Clean energy advocates want more energy efficiency investments; NV Energy pushes back

Riley Snyder
Riley Snyder
Behind the BarEnergyLegislature

What’s the cheapest kind of energy?

For advocates of SB382, the answer isn’t coal, natural gas, wind, solar or any other fuel source — the cheapest energy is the megawatt that never has to be produced.

That axiom is a favorite of energy efficiency advocates, who say the concept of not only increasing electric supply but also decreasing demand through better insulation, more efficient air conditioners or heating systems, and other projects will help reduce strain on the state’s electric grid and help consumers save money on their power bills.

That was the thrust of the argument made Monday afternoon in the Senate Growth and Infrastructure Committee, where clean energy representatives (Southwest Energy Efficiency Project, or SWEEP, and the Natural Resource Defense Council) presented SB382. The bill has four main components:

  • Directs NV Energy and the state’s Public Utilities Commission to establish a program required to produce electric savings equal to at least 1.3 percent of the company’s retail electric sales
  • Provides double funding for energy efficiency programs serving low income and historically disadvantaged communities
  • Requires a cost-benefit analysis for any energy efficiency programs proposed by NV Energy
  • Creates a performance-based earning opportunity for NV Energy as part of the energy savings program

Advocates estimated that full implementation of the bill would cost the utility on the high end somewhere between $65 and $75 million. Ellen Zuckerman, co-director of SWEEP’s Utility Program and co-presenter of the bill, said the advocacy group had commissioned a study showing the net economic benefits of the legislation would equal about $1.73 billion over the next decade.

Bill proponents noted that lawmakers had in 2017 and 2015 passed legislation requiring the state’s PUC to establish similar energy efficiency programs, but said this legislation was aimed to more dramatically ramp up energy efficiency programs. 

“The law that we passed in 2015 unfortunately buried the lede on the need to prioritize cost effective energy efficiency, so there wasn't really a lot of policy guidance for the commission when setting goals,” NRDC senior scientist and bill presenter Dylan Sullivan said.

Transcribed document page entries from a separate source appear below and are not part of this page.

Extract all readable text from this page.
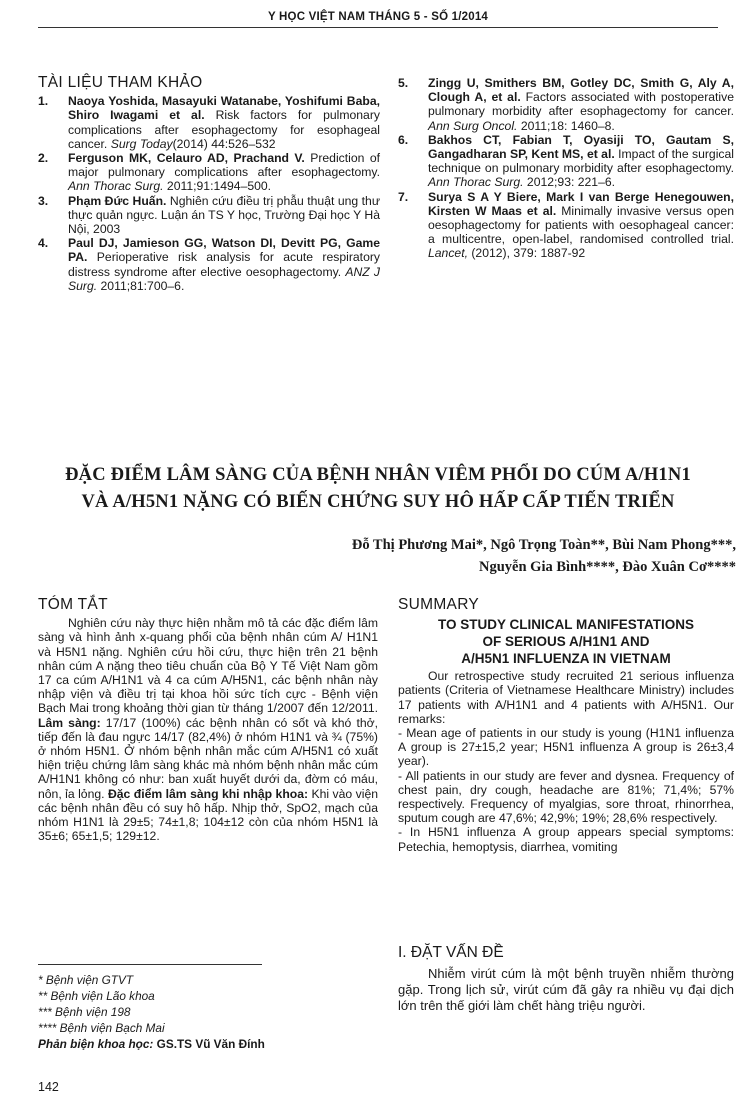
Y HỌC VIỆT NAM THÁNG 5 - SỐ 1/2014
TÀI LIỆU THAM KHẢO
1. Naoya Yoshida, Masayuki Watanabe, Yoshifumi Baba, Shiro Iwagami et al. Risk factors for pulmonary complications after esophagectomy for esophageal cancer. Surg Today(2014) 44:526–532
2. Ferguson MK, Celauro AD, Prachand V. Prediction of major pulmonary complications after esophagectomy. Ann Thorac Surg. 2011;91:1494–500.
3. Phạm Đức Huấn. Nghiên cứu điều trị phẫu thuật ung thư thực quản ngực. Luận án TS Y học, Trường Đại học Y Hà Nội, 2003
4. Paul DJ, Jamieson GG, Watson DI, Devitt PG, Game PA. Perioperative risk analysis for acute respiratory distress syndrome after elective oesophagectomy. ANZ J Surg. 2011;81:700–6.
5. Zingg U, Smithers BM, Gotley DC, Smith G, Aly A, Clough A, et al. Factors associated with postoperative pulmonary morbidity after esophagectomy for cancer. Ann Surg Oncol. 2011;18: 1460–8.
6. Bakhos CT, Fabian T, Oyasiji TO, Gautam S, Gangadharan SP, Kent MS, et al. Impact of the surgical technique on pulmonary morbidity after esophagectomy. Ann Thorac Surg. 2012;93: 221–6.
7. Surya S A Y Biere, Mark I van Berge Henegouwen, Kirsten W Maas et al. Minimally invasive versus open oesophagectomy for patients with oesophageal cancer: a multicentre, open-label, randomised controlled trial. Lancet, (2012), 379: 1887-92
ĐẶC ĐIỂM LÂM SÀNG CỦA BỆNH NHÂN VIÊM PHỔI DO CÚM A/H1N1
VÀ A/H5N1 NẶNG CÓ BIẾN CHỨNG SUY HÔ HẤP CẤP TIẾN TRIỂN
Đỗ Thị Phương Mai*, Ngô Trọng Toàn**, Bùi Nam Phong***,
Nguyễn Gia Bình****, Đào Xuân Cơ****
TÓM TẮT
Nghiên cứu này thực hiện nhằm mô tả các đặc điểm lâm sàng và hình ảnh x-quang phổi của bệnh nhân cúm A/ H1N1 và H5N1 nặng. Nghiên cứu hồi cứu, thực hiện trên 21 bệnh nhân cúm A nặng theo tiêu chuẩn của Bộ Y Tế Việt Nam gồm 17 ca cúm A/H1N1 và 4 ca cúm A/H5N1, các bệnh nhân này nhập viện và điều trị tại khoa hồi sức tích cực - Bệnh viện Bạch Mai trong khoảng thời gian từ tháng 1/2007 đến 12/2011. Lâm sàng: 17/17 (100%) các bệnh nhân có sốt và khó thở, tiếp đến là đau ngực 14/17 (82,4%) ở nhóm H1N1 và ¾ (75%) ở nhóm H5N1. Ở nhóm bệnh nhân mắc cúm A/H5N1 có xuất hiện triệu chứng lâm sàng khác mà nhóm bệnh nhân mắc cúm A/H1N1 không có như: ban xuất huyết dưới da, đờm có máu, nôn, ỉa lỏng. Đặc điểm lâm sàng khi nhập khoa: Khi vào viện các bệnh nhân đều có suy hô hấp. Nhịp thở, SpO2, mạch của nhóm H1N1 là 29±5; 74±1,8; 104±12 còn của nhóm H5N1 là 35±6; 65±1,5; 129±12.
SUMMARY
TO STUDY CLINICAL MANIFESTATIONS
OF SERIOUS A/H1N1 AND
A/H5N1 INFLUENZA IN VIETNAM
Our retrospective study recruited 21 serious influenza patients (Criteria of Vietnamese Healthcare Ministry) includes 17 patients with A/H1N1 and 4 patients with A/H5N1. Our remarks:
- Mean age of patients in our study is young (H1N1 influenza A group is 27±15,2 year; H5N1 influenza A group is 26±3,4 year).
- All patients in our study are fever and dysnea. Frequency of chest pain, dry cough, headache are 81%; 71,4%; 57% respectively. Frequency of myalgias, sore throat, rhinorrhea, sputum cough are 47,6%; 42,9%; 19%; 28,6% respectively.
- In H5N1 influenza A group appears special symptoms: Petechia, hemoptysis, diarrhea, vomiting
I. ĐẶT VẤN ĐỀ
Nhiễm virút cúm là một bệnh truyền nhiễm thường gặp. Trong lịch sử, virút cúm đã gây ra nhiều vụ đại dịch lớn trên thế giới làm chết hàng triệu người.
* Bệnh viện GTVT
** Bệnh viện Lão khoa
*** Bệnh viện 198
**** Bệnh viện Bạch Mai
Phản biện khoa học: GS.TS Vũ Văn Đính
142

But NV Energy testified in opposition to the measure, saying the electric utility “wholeheartedly support(s) energy efficiency” but had concerns about the bill’s potential financial impacts on customers and options already in place to encourage additional investment in energy efficiency plans — such as the alternative ratemaking structure adopted by lawmakers in 2019. 

NV Energy representatives also said that creation of a new energy efficiency framework would further burden the “already constrained resources at the Public Utilities Commission.”

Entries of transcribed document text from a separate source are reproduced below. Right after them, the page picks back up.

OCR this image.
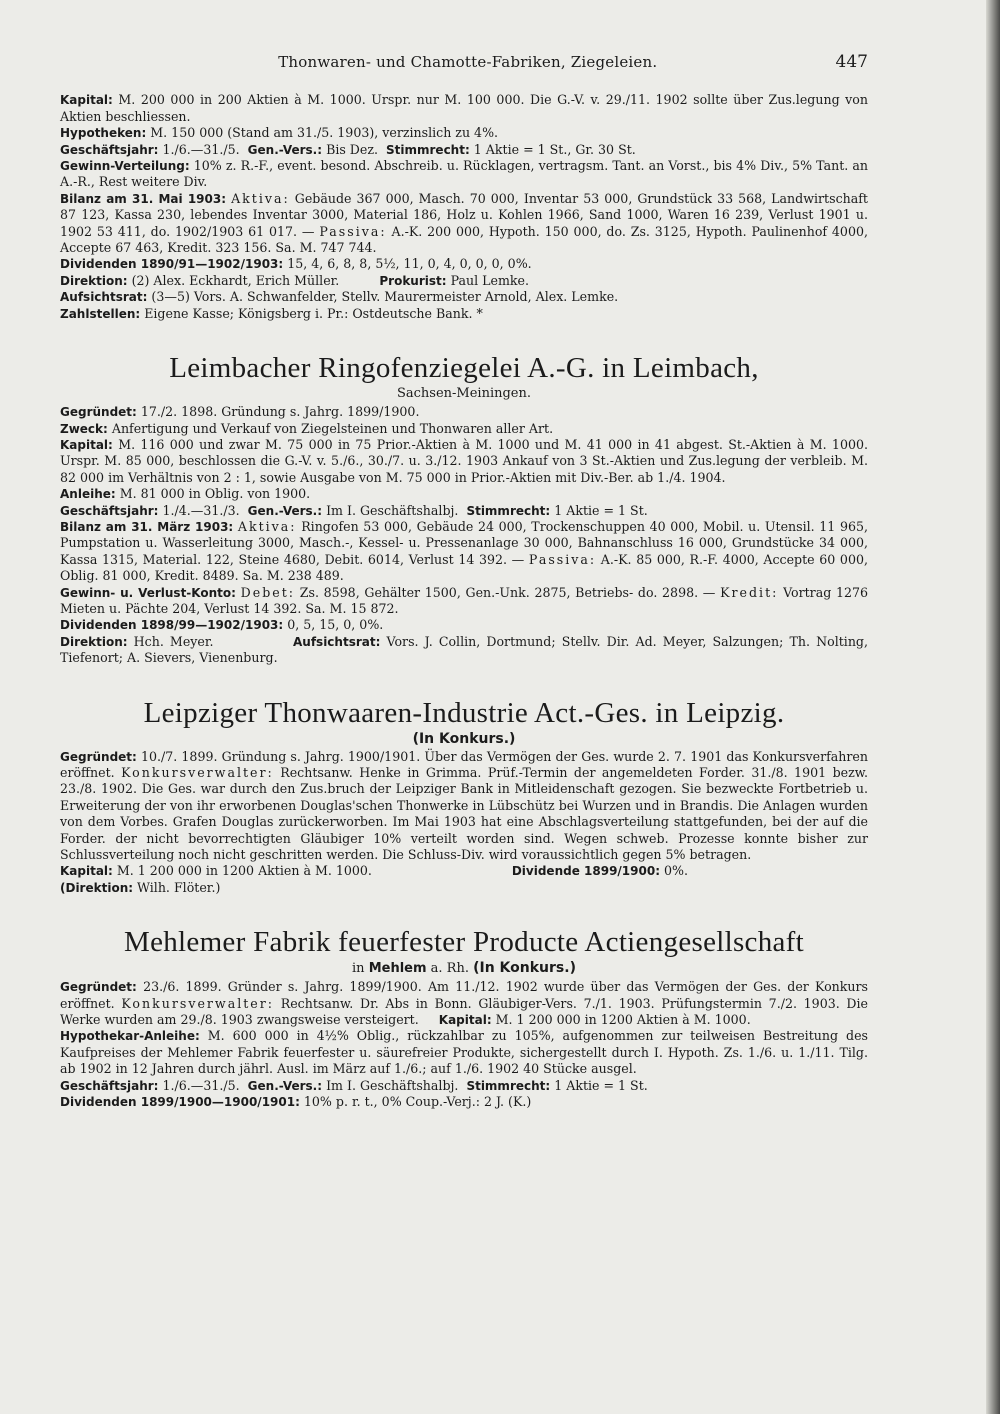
Thonwaren- und Chamotte-Fabriken, Ziegeleien.	447

Kapital: M. 200 000 in 200 Aktien à M. 1000. Urspr. nur M. 100 000. Die G.-V. v. 29./11. 1902 sollte über Zus.legung von Aktien beschliessen.

Hypotheken: M. 150 000 (Stand am 31./5. 1903), verzinslich zu 4%.

Geschäftsjahr: 1./6.—31./5. Gen.-Vers.: Bis Dez. Stimmrecht: 1 Aktie = 1 St., Gr. 30 St.

Gewinn-Verteilung: 10% z. R.-F., event. besond. Abschreib. u. Rücklagen, vertragsm. Tant. an Vorst., bis 4% Div., 5% Tant. an A.-R., Rest weitere Div.

Bilanz am 31. Mai 1903: Aktiva: Gebäude 367 000, Masch. 70 000, Inventar 53 000, Grundstück 33 568, Landwirtschaft 87 123, Kassa 230, lebendes Inventar 3000, Material 186, Holz u. Kohlen 1966, Sand 1000, Waren 16 239, Verlust 1901 u. 1902 53 411, do. 1902/1903 61 017. — Passiva: A.-K. 200 000, Hypoth. 150 000, do. Zs. 3125, Hypoth. Paulinenhof 4000, Accepte 67 463, Kredit. 323 156. Sa. M. 747 744.

Dividenden 1890/91—1902/1903: 15, 4, 6, 8, 8, 5½, 11, 0, 4, 0, 0, 0, 0%.

Direktion: (2) Alex. Eckhardt, Erich Müller.	Prokurist: Paul Lemke.

Aufsichtsrat: (3—5) Vors. A. Schwanfelder, Stellv. Maurermeister Arnold, Alex. Lemke.

Zahlstellen: Eigene Kasse; Königsberg i. Pr.: Ostdeutsche Bank. *

Leimbacher Ringofenziegelei A.-G. in Leimbach,
Sachsen-Meiningen.

Gegründet: 17./2. 1898. Gründung s. Jahrg. 1899/1900.

Zweck: Anfertigung und Verkauf von Ziegelsteinen und Thonwaren aller Art.

Kapital: M. 116 000 und zwar M. 75 000 in 75 Prior.-Aktien à M. 1000 und M. 41 000 in 41 abgest. St.-Aktien à M. 1000. Urspr. M. 85 000, beschlossen die G.-V. v. 5./6., 30./7. u. 3./12. 1903 Ankauf von 3 St.-Aktien und Zus.legung der verbleib. M. 82 000 im Verhältnis von 2 : 1, sowie Ausgabe von M. 75 000 in Prior.-Aktien mit Div.-Ber. ab 1./4. 1904.

Anleihe: M. 81 000 in Oblig. von 1900.

Geschäftsjahr: 1./4.—31./3. Gen.-Vers.: Im I. Geschäftshalbj. Stimmrecht: 1 Aktie = 1 St.

Bilanz am 31. März 1903: Aktiva: Ringofen 53 000, Gebäude 24 000, Trockenschuppen 40 000, Mobil. u. Utensil. 11 965, Pumpstation u. Wasserleitung 3000, Masch.-, Kessel- u. Pressenanlage 30 000, Bahnanschluss 16 000, Grundstücke 34 000, Kassa 1315, Material. 122, Steine 4680, Debit. 6014, Verlust 14 392. — Passiva: A.-K. 85 000, R.-F. 4000, Accepte 60 000, Oblig. 81 000, Kredit. 8489. Sa. M. 238 489.

Gewinn- u. Verlust-Konto: Debet: Zs. 8598, Gehälter 1500, Gen.-Unk. 2875, Betriebs- do. 2898. — Kredit: Vortrag 1276 Mieten u. Pächte 204, Verlust 14 392. Sa. M. 15 872.

Dividenden 1898/99—1902/1903: 0, 5, 15, 0, 0%.

Direktion: Hch. Meyer.	Aufsichtsrat: Vors. J. Collin, Dortmund; Stellv. Dir. Ad. Meyer, Salzungen; Th. Nolting, Tiefenort; A. Sievers, Vienenburg.

Leipziger Thonwaaren-Industrie Act.-Ges. in Leipzig.
(In Konkurs.)

Gegründet: 10./7. 1899. Gründung s. Jahrg. 1900/1901. Über das Vermögen der Ges. wurde 2. 7. 1901 das Konkursverfahren eröffnet. Konkursverwalter: Rechtsanw. Henke in Grimma. Prüf.-Termin der angemeldeten Forder. 31./8. 1901 bezw. 23./8. 1902. Die Ges. war durch den Zus.bruch der Leipziger Bank in Mitleidenschaft gezogen. Sie bezweckte Fortbetrieb u. Erweiterung der von ihr erworbenen Douglas'schen Thonwerke in Lübschütz bei Wurzen und in Brandis. Die Anlagen wurden von dem Vorbes. Grafen Douglas zurückerworben. Im Mai 1903 hat eine Abschlagsverteilung stattgefunden, bei der auf die Forder. der nicht bevorrechtigten Gläubiger 10% verteilt worden sind. Wegen schweb. Prozesse konnte bisher zur Schlussverteilung noch nicht geschritten werden. Die Schluss-Div. wird voraussichtlich gegen 5% betragen.

Kapital: M. 1 200 000 in 1200 Aktien à M. 1000.	Dividende 1899/1900: 0%.

(Direktion: Wilh. Flöter.)

Mehlemer Fabrik feuerfester Producte Actiengesellschaft
in Mehlem a. Rh. (In Konkurs.)

Gegründet: 23./6. 1899. Gründer s. Jahrg. 1899/1900. Am 11./12. 1902 wurde über das Vermögen der Ges. der Konkurs eröffnet. Konkursverwalter: Rechtsanw. Dr. Abs in Bonn. Gläubiger-Vers. 7./1. 1903. Prüfungstermin 7./2. 1903. Die Werke wurden am 29./8. 1903 zwangsweise versteigert. Kapital: M. 1 200 000 in 1200 Aktien à M. 1000.

Hypothekar-Anleihe: M. 600 000 in 4½% Oblig., rückzahlbar zu 105%, aufgenommen zur teilweisen Bestreitung des Kaufpreises der Mehlemer Fabrik feuerfester u. säurefreier Produkte, sichergestellt durch I. Hypoth. Zs. 1./6. u. 1./11. Tilg. ab 1902 in 12 Jahren durch jährl. Ausl. im März auf 1./6.; auf 1./6. 1902 40 Stücke ausgel.

Geschäftsjahr: 1./6.—31./5. Gen.-Vers.: Im I. Geschäftshalbj. Stimmrecht: 1 Aktie = 1 St.

Dividenden 1899/1900—1900/1901: 10% p. r. t., 0% Coup.-Verj.: 2 J. (K.)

“I do want to note we understand the frustration,” NV Energy lobbyist Marie Steele said during the hearing. “Regular regulatory processes take time, and the Legislature only meets every two years. But we are asking you to utilize the tools the state already has regarding energy efficiency targets and alternative ratemaking.” 

Ernest Figueroa, head of the state’s Bureau of Consumer Protection, also testified against the bill because of a section authorizing the PUC to adopt a performance-based incentive for the utility to administer an energy efficiency plan.

“(It) also essentially appropriates hard earned ratepayer money to incentivize the utilities to do what it already has a duty to do, which is to follow the law,” he said.

Sullivan said that even considering that lawmakers had passed previous legislation requiring energy efficient targets and that opportunities for expanded energy efficiency plans could be expanded in upcoming PUC dockets, lawmakers should nonetheless pass the bill to ensure that “fundamental aspects” of the state’s overall energy efficiency policy does indeed change.

“I think there are some things that we could change through an investigatory docket and working through the commission process,” he said. “But there are also some other fundamental aspects of the utility business model that need to change if we're going to reach higher levels of savings.”